KANALİZASYON ATATÜRK BARAJI’NA AKIYOR: HALK SAĞLIĞI TEHLİKEDE
Hükümetin sıfır atık anlayışıyla hayata geçirmeye çalıştığı bir proje var ancak vekili bulunduğum kentte katı atık tesisi yok. Bütün şehrin atıkları vahşi depolama sistemiyle bir yerde biriktiriliyor ve özellikle çöplerin bulunduğu alan dünyanın en büyük tatlı su havzalarından biri olan Atatürk Barajının kıyısında. Yani çöplerden akan kirli sular, barajdaki canlı yaşamını ve halk sağlığını tehdit ediyor. Katı atık yok, aynı zamanda arıtma sistemi de yok. Şehrin tamamının, bütün kanalizasyon suları Atatürk Barajına akıyor. Bu inanılmaz bir şey. Milyonlarca dolar verilerek yapılan Atatürk Barajına aktarılıyor olması.
Atatürk barajına Adıyamandan kanalizasyon akıyor, Urfa’da bu barajdan çıkan su içme suyu olarak akıtılıyor. Bütün bu durum, halk sağlığını ve canlı yaşamını tehdit etmektedir.
31 BİN TARİHİ ESERİMİZ MÜZE DEPOSUNDA BEKLİYOR
Turizm kentiyiz ama yatırımlardan nasibimizi alamıyoruz. Örneğin vaadedilen Arkeoloji ve Panorama Müzesi’nin ihalesi dahi ödenek yetersizliği nedeniyle yapılamıyor. 2017’de projesi tamamlanmış ve ihaleye çıkılmış katılacak kimse bulunamamış, 2018’de yeniden ihaleye çıkmak için para ve ödenek ayrılmıyor. Adıyaman’daki müze eski ve yetersiz olduğu için 31 bin eser şu anda müzede bekliyor. Ziyaretçilerini bekleyen eserleri gün yüzüne çıkaramadığımız için turizm gelirlerinden mahrum kalıyoruz. Nemrut Dağı, Cendere Köprüsü, Perre Antik Kenti vs. gibi alanlardan bahsediyoruz.Göbeklitepe yılı ilan edildi, peki Kommagene Krallığı’na ev sahipliği yapan Nemrut, neden bundan faydalanamıyor ya da burası neden göz ardı ediliyor?

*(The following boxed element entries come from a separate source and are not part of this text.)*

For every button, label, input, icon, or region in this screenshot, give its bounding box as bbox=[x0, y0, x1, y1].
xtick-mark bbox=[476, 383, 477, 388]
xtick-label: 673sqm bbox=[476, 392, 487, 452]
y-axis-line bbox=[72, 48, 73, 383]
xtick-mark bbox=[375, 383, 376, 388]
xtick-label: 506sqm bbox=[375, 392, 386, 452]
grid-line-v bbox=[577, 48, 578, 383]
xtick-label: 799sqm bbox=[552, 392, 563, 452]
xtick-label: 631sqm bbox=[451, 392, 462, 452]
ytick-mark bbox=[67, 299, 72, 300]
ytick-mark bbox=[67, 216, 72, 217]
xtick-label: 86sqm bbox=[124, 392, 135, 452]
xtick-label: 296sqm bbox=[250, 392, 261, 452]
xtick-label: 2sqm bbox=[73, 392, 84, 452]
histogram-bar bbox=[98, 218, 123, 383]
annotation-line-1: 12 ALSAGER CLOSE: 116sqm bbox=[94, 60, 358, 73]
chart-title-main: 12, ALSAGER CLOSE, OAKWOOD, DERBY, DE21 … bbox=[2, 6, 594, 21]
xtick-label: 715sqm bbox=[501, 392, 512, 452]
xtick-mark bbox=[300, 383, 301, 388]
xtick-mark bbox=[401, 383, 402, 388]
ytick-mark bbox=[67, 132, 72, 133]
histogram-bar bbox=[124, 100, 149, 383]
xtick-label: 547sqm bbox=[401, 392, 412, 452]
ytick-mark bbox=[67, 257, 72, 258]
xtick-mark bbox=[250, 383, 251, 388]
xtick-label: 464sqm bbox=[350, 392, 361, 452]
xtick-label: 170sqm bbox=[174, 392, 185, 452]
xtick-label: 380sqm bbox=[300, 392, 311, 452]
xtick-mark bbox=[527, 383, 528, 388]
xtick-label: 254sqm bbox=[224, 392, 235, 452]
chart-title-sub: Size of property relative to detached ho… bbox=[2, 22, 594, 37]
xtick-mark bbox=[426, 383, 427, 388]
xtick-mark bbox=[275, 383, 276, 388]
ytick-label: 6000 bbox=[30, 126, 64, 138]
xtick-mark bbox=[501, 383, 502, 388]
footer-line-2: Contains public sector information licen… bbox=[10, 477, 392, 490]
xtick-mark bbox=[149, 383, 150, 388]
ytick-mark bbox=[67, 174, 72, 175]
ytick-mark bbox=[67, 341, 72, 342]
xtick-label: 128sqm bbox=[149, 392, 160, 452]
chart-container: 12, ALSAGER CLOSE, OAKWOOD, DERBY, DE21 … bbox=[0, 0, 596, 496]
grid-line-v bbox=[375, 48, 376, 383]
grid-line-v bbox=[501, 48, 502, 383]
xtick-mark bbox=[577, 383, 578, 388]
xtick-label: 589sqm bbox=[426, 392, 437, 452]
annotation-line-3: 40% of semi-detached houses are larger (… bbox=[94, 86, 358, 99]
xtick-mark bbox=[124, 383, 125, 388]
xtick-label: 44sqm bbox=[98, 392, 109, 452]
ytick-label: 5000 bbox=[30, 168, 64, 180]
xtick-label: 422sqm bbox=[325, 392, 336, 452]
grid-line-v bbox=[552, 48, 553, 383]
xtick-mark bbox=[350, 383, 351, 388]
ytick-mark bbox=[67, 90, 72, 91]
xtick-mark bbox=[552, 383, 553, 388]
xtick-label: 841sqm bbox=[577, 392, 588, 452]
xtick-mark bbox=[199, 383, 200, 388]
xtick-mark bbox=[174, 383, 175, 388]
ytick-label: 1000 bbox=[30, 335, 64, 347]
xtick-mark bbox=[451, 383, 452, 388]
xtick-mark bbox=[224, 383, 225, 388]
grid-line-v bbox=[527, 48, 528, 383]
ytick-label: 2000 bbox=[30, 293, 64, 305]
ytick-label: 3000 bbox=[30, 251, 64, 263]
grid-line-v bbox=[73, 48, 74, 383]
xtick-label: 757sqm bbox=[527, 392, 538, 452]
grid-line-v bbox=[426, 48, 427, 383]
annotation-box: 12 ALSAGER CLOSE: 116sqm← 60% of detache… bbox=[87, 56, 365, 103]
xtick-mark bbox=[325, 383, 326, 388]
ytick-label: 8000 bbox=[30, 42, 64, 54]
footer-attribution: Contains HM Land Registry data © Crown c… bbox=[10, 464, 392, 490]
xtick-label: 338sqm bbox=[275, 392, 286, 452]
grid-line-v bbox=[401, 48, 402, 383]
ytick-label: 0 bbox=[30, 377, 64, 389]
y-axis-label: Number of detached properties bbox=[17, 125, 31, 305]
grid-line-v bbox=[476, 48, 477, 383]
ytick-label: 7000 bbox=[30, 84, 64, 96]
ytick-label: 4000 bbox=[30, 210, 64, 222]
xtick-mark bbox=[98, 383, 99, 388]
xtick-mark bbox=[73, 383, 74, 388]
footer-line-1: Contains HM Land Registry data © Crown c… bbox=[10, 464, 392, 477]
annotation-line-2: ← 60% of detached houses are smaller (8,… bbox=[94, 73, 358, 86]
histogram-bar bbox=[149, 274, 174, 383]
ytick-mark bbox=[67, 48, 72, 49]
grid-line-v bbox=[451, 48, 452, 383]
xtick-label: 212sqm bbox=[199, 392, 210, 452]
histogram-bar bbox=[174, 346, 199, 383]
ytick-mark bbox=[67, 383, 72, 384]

OY İSTİYORLAR, AMA YOL YAPMIYORLAR
Gerger, Çelikhan ve Sincik ilçemizin Adıyaman’la bağlanan yolları standartların dışında ve bu yollarda her gün kaza yaşanıyor, bi buralara “ölüm yolu” diyoruz. Ulaştırma Bakanı’na bu durumu ilettiğimizde “konuyla ilgileneceklerini” söylemelerini beklerdik ancak meydana gelen trafik kazalarının tümünün sürücü hatalarından kaynaklandığı yanıtını aldık. Hükümet yaptığı yollar ile övünürken, iş Adıyaman’a gelince hizmet vermiyor. Adıyamandan oy istemeyi biliyorlar ama iş hizmet götürmeye gelince aklımızla alay ediliyor. Bunu kabul etmek mümkün değil. Bizler, sorunların çözümüne yönelik ciddiyet ve gerçek bir adım atılmasını bekliyoruz.